A report, summarizing the key issues raised in your post-mortem, and the conclusions you came to. Your post-mortem discussion should include:

Note that if you make no mistakes, you will not be able to earn any points on the post-mortem. Fortunately, no teams have ever found it necessary to deliberately make mistakes in order to have something to analyze.

2.8.2 Grading

This report be graded on the basis of:

2.8.3 Submission

Make sure that you have kept your management plan up-to-date, upload the notes from your post-mortem discussion to github, fill out the following form and e-mail it to the submission alias.
    Team: name-of-your-team

    Members: person1, person2, person3, person4

    Project: #3H - Post-Mortem
       Plan:    https://github.com/your_repo/...
       primary maintainer: person1
       Report:  https://github.com/your_repo/...
       primary editor: person2

       if you have other files to submit, please include a brief
       description of each.

    Late points:
        if this submission is late, who is using up how many late points

2.9 Management

The team will be graded on how effectively they managed themselves and the work:

  1. Perform the work according to the plan.
    We will determine when work was done by looking at the dates of the final check-ins.
  2. Monitor progress and detect problems.
    Monitoring plans should be included in your project plan. Status should be reviewed regularly, and logged as updates to the project plan. Problems that come up should be recorded as updates to the project plan and discussed in your post-mortem.
  3. Reasonably adjust the plan in response to problems.
    Detected problems and responses should be reflected in revisions to the plan, and discussed in your post-mortem.

3. Rules

3.1 Due Dates and Slip Days

Any assignment that is not turned in by its due date, will have its grade reduced by 10% (of its nominal value) for each late day. I understand that problems happen, and so each student is granted three slip days. A team of four students would have twelve slip days between them.

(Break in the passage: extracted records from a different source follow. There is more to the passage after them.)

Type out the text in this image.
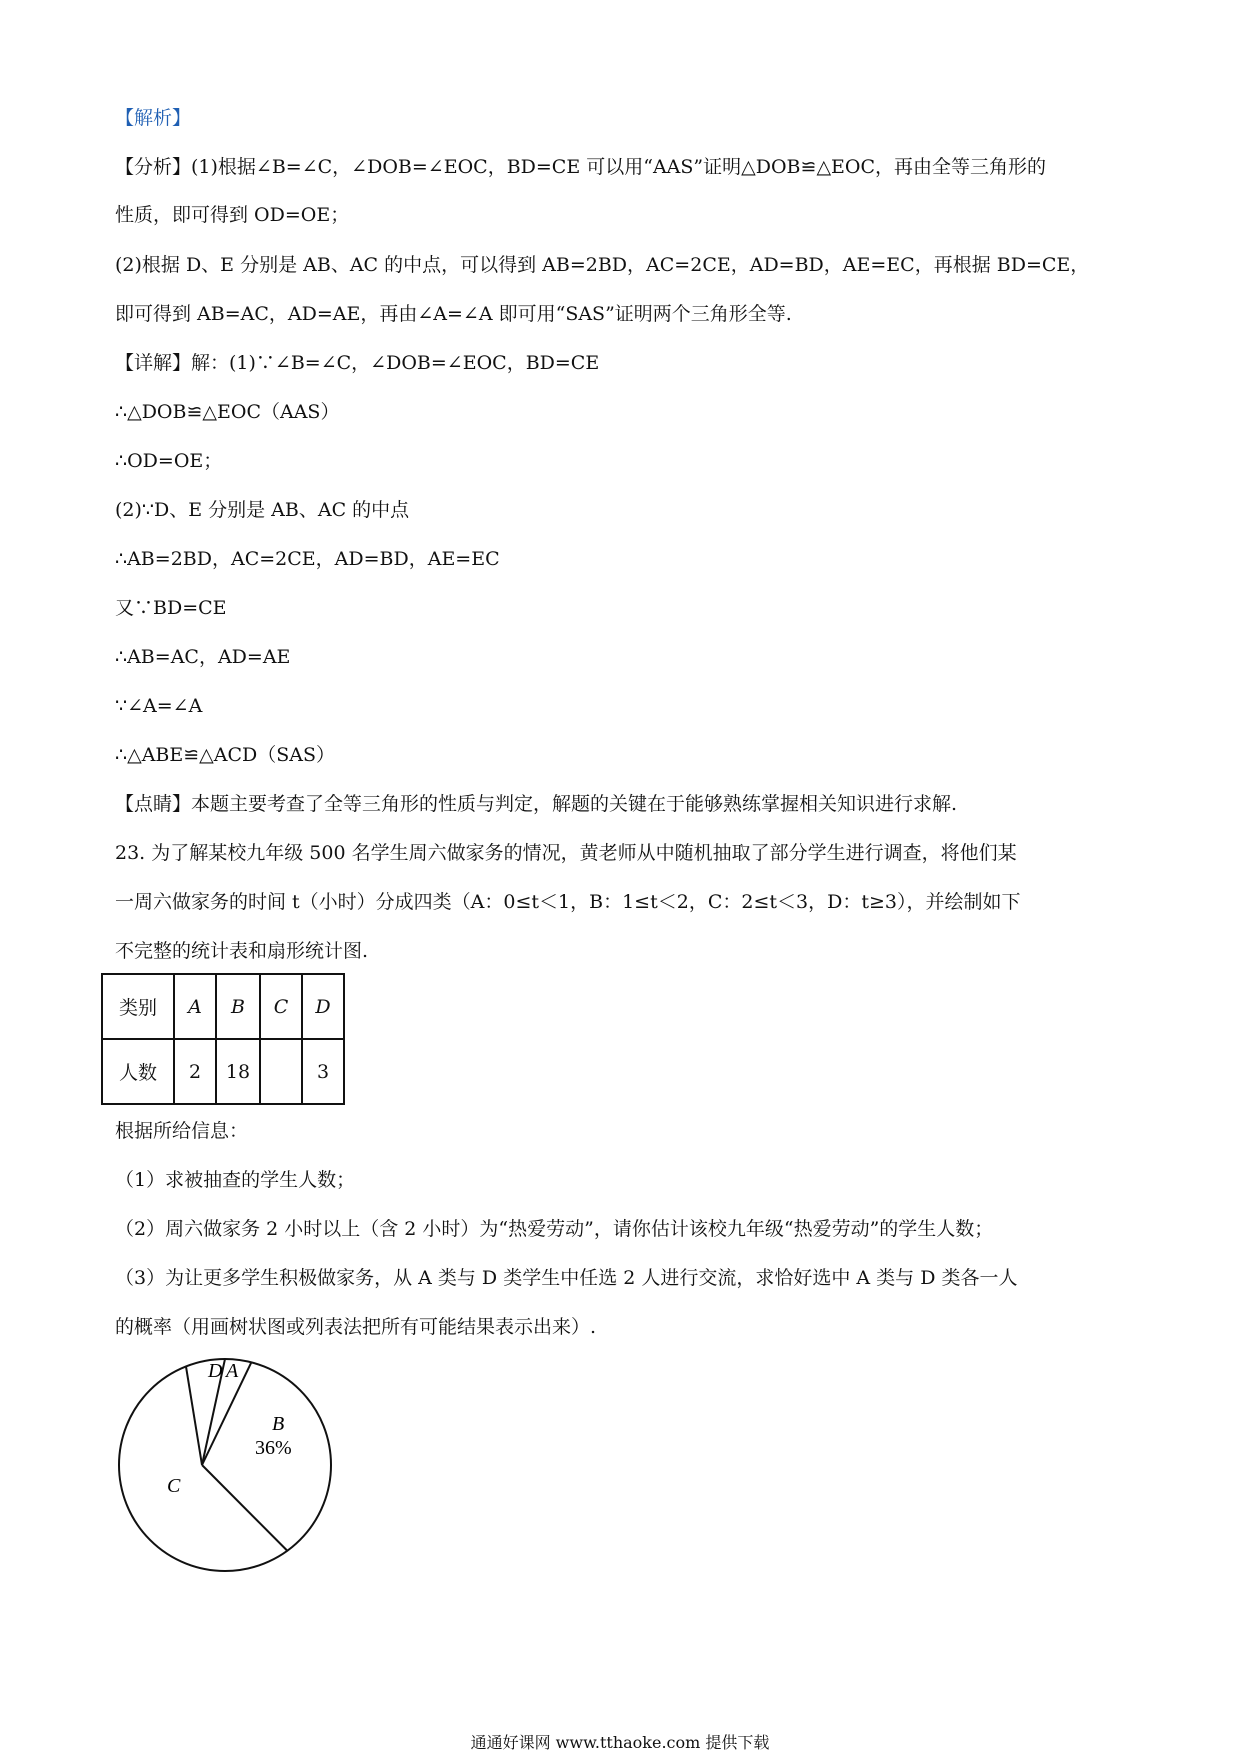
【解析】
【分析】(1)根据∠B=∠C，∠DOB=∠EOC，BD=CE 可以用“AAS”证明△DOB≌△EOC，再由全等三角形的
性质，即可得到 OD=OE；
(2)根据 D、E 分别是 AB、AC 的中点，可以得到 AB=2BD，AC=2CE，AD=BD，AE=EC，再根据 BD=CE，
即可得到 AB=AC，AD=AE，再由∠A=∠A 即可用“SAS”证明两个三角形全等.
【详解】解：(1)∵∠B=∠C，∠DOB=∠EOC，BD=CE
∴△DOB≌△EOC（AAS）
∴OD=OE；
(2)∵D、E 分别是 AB、AC 的中点
∴AB=2BD，AC=2CE，AD=BD，AE=EC
又∵BD=CE
∴AB=AC，AD=AE
∵∠A=∠A
∴△ABE≌△ACD（SAS）
【点睛】本题主要考查了全等三角形的性质与判定，解题的关键在于能够熟练掌握相关知识进行求解.
23. 为了解某校九年级 500 名学生周六做家务的情况，黄老师从中随机抽取了部分学生进行调查，将他们某
一周六做家务的时间 t（小时）分成四类（A：0≤t＜1，B：1≤t＜2，C：2≤t＜3，D：t≥3），并绘制如下
不完整的统计表和扇形统计图.
类别	A	B	C	D
人数	2	18		3
根据所给信息：
（1）求被抽查的学生人数；
（2）周六做家务 2 小时以上（含 2 小时）为“热爱劳动”，请你估计该校九年级“热爱劳动”的学生人数；
（3）为让更多学生积极做家务，从 A 类与 D 类学生中任选 2 人进行交流，求恰好选中 A 类与 D 类各一人
的概率（用画树状图或列表法把所有可能结果表示出来）.
D A
B
36%
C
通通好课网 www.tthaoke.com 提供下载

One slip-day will excuse one deliverable being late by one day. If a design is one day late, and that delays the design review by a day, then you may find that you need two slip-days. Don't make the mistake of using up your slip-days too soon, because the pressures generally get tighter later in the course.

When a team needs to use slip-days, they need to decide who's days they are using. However you decide is OK with me, but we will be tracking the slip days per student. If will be using any slip days on a deliverable, tell me in advance that you will be doing so (so that I don't nag you about whether or not I lost your submission message).

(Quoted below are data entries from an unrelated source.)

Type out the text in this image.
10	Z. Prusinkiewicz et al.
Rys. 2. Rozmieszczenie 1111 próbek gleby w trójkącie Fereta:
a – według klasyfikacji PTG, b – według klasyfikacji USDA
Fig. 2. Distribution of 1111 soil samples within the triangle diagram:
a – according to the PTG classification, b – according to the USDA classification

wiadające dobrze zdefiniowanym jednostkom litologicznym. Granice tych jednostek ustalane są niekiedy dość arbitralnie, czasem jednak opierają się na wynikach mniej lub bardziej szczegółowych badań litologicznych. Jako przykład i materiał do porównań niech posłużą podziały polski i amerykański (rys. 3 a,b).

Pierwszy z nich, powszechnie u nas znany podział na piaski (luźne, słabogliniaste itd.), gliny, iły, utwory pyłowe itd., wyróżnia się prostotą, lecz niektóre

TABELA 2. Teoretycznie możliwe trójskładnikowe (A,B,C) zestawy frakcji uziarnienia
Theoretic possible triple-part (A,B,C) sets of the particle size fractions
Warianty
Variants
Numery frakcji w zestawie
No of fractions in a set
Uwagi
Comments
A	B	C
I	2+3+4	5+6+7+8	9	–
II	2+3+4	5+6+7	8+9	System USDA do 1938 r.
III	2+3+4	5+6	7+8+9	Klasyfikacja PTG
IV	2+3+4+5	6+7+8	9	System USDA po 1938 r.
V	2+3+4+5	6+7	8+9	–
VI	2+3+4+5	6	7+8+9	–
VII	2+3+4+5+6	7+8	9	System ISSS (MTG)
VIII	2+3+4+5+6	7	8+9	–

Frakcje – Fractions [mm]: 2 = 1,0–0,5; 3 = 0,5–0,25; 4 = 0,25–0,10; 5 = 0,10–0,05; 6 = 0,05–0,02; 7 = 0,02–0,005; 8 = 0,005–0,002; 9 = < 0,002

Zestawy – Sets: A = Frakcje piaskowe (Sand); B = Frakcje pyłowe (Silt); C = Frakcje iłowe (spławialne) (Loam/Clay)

3.2 Collaboration and Citation

This is a team project, but different individuals will have primary responsibility for different processes or work products (or different parts of a single work product or process). Each team will be working on a different type of product. You are free to talk your team members (and for that matter other teams) about the processes you are following. You may review your work products with your own team members, and revise them based on their feedback ... but ...

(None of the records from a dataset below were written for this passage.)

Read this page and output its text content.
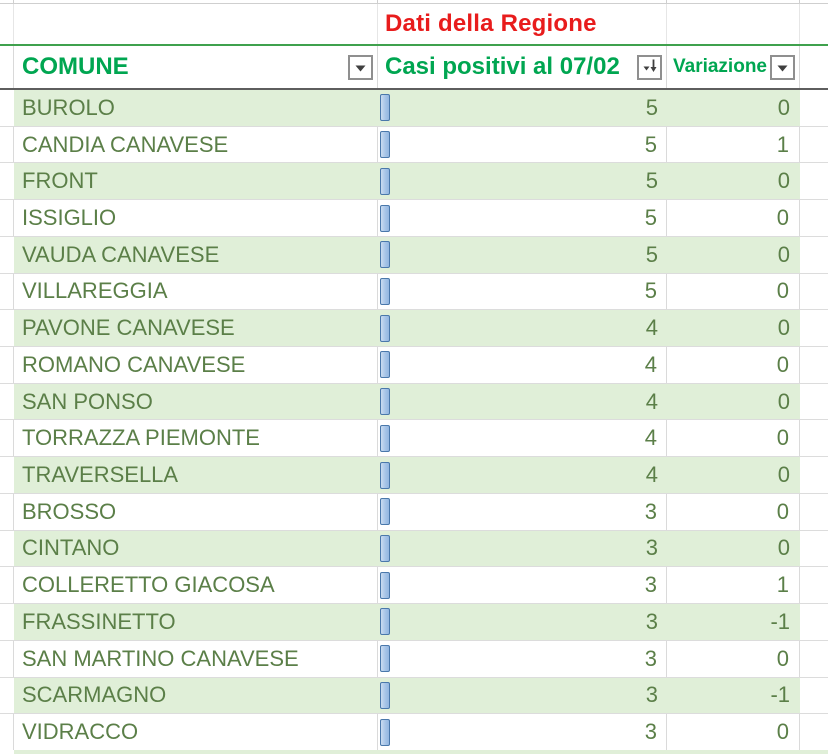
Dati della Regione
COMUNE	Casi positivi al 07/02	Variazione
BUROLO	5	0
CANDIA CANAVESE	5	1
FRONT	5	0
ISSIGLIO	5	0
VAUDA CANAVESE	5	0
VILLAREGGIA	5	0
PAVONE CANAVESE	4	0
ROMANO CANAVESE	4	0
SAN PONSO	4	0
TORRAZZA PIEMONTE	4	0
TRAVERSELLA	4	0
BROSSO	3	0
CINTANO	3	0
COLLERETTO GIACOSA	3	1
FRASSINETTO	3	-1
SAN MARTINO CANAVESE	3	0
SCARMAGNO	3	-1
VIDRACCO	3	0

  1. If you are the primary author of a work-product, you must cite the source of text you did not write (if it is more than a sentence), or any information that did not originate within your team or from your interviews.

    You will be doing research to develop your product definition and requirements. I expect that many of the ideas for your product will come from this research. Cite all of your sources for each work product, and explain how each source contributed to your work products.

  2. You may not share any of your work products (other than as required for reviews) with members of other teams.